Reagan will be buried next to her late husband, who passed away after a long battle with Alzheimer’s in 2004. She was perhaps best known during her husband’s presidency (1981-9) for her “Just Say No” campaign against recreational drug use, which pervaded US culture in the 1980s. But, as CNN suggested when the former president died, if it weren’t for Nancy, “it is possible that the death of Ronald Reagan would have been marked merely as the passing of a Hollywood star from another era.”

The daughter of a used car salesman and an actress, Reagan followed in her mother’s footsteps and appeared in a range of films in the late 1940s and early 1950s. According to CNN, she had been falsely accused of being a communist and sought help from the president of the Screen Actors Guild—a young actor by the name of Ronald Reagan—in clearing her name. They quickly hit things off, and were married in 1952.

Ronald and Nancy in 1984.
Ronald and Nancy in 1984.
Image: AP Photo/Ira Schwarz

Reagan pushed her husband to pursue a career in politics, becoming a driving force behind his campaigns, and adding a shade of glamor to his candidacy. ”She has flair and style, and she won’t be like any other First Lady,” Bonita Wrather, the wife of Jack Wrather, a Hollywood executive and member of Reagan’s campaign team, said of Nancy in the New York Times in 1980.

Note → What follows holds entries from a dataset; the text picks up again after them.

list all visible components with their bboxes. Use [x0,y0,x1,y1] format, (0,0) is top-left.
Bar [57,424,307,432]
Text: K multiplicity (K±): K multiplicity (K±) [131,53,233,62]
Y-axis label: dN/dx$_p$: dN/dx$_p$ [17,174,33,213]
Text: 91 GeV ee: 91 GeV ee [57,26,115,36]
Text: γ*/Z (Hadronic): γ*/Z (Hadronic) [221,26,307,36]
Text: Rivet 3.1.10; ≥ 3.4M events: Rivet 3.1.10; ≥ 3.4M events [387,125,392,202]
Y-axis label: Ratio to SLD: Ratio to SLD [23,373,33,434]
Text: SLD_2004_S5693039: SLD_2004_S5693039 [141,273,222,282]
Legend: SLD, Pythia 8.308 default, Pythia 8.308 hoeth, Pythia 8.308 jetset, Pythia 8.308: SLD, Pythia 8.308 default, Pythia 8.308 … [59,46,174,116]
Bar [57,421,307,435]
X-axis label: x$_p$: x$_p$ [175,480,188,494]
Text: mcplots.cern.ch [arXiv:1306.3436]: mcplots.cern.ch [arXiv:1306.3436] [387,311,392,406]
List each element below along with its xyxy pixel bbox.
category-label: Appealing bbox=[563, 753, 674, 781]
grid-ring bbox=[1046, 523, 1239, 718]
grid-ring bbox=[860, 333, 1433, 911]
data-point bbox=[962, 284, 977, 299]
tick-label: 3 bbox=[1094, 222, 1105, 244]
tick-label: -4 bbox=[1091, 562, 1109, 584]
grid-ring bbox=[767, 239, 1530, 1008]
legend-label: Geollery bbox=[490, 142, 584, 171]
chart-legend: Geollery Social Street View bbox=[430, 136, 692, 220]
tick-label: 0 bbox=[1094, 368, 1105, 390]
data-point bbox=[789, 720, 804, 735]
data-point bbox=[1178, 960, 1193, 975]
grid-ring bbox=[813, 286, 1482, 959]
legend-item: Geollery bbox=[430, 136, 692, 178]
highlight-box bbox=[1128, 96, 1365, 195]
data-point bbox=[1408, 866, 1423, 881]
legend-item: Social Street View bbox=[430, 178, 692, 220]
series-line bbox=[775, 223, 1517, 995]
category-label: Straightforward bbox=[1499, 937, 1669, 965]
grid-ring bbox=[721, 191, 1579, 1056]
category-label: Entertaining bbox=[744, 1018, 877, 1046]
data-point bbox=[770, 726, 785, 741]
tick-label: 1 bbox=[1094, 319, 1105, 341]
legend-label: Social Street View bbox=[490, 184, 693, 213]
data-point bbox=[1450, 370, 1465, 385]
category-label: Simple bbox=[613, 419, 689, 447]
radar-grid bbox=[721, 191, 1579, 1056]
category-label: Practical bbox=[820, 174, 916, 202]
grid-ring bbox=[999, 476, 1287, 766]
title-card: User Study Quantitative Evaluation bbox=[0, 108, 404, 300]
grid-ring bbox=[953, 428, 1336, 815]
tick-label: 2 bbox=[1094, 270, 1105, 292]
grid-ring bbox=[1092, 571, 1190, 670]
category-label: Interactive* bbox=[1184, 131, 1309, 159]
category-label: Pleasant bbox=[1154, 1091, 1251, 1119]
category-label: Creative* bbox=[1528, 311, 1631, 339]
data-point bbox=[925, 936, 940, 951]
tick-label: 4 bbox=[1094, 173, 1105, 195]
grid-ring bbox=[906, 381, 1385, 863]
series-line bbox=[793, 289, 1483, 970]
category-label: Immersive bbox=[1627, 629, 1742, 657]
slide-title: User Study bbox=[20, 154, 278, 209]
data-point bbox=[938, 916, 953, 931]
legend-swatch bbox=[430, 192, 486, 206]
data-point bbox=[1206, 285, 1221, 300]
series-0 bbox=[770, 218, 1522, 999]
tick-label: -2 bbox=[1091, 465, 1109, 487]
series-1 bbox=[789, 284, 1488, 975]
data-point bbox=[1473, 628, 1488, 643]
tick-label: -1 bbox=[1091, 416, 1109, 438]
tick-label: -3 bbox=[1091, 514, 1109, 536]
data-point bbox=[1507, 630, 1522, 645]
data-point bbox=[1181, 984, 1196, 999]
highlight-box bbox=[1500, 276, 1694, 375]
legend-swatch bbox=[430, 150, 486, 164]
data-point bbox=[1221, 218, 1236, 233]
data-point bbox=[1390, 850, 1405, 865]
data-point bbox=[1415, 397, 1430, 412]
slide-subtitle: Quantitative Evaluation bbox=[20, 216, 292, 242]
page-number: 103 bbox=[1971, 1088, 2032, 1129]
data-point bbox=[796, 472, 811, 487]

She was known for her love of the extravagant. When her husband was elected governor of California in 1967, she declared the governor’s mansion dilapidated and rented a different house instead. When he was elected president, she wore a $10,000 gown to the inaugural ball, and ordered a new set of presidential china that cost over $200,000—a move that was widely criticized as the US was experiencing a recession, although no taxpayer funds were used to pay for the china. As the New York Times wrote in 1981: “Democratic strategists on Capitol Hill are already planning to use Mrs. Reagan’s ‘Queen Nancy’ image to woo blue-collar voters in next year’s elections.”

After her husband’s passing, she continued to be active with the Reagan Presidential Library and campaigning, unlike many Republicans, for increased stem cell research, potentially as a a cure for Alzheimer’s.

Instead of flowers, Reagan asked for contributions be made to the Reagan Library and the Reagan Foundation scholarship program, her spokesperson said.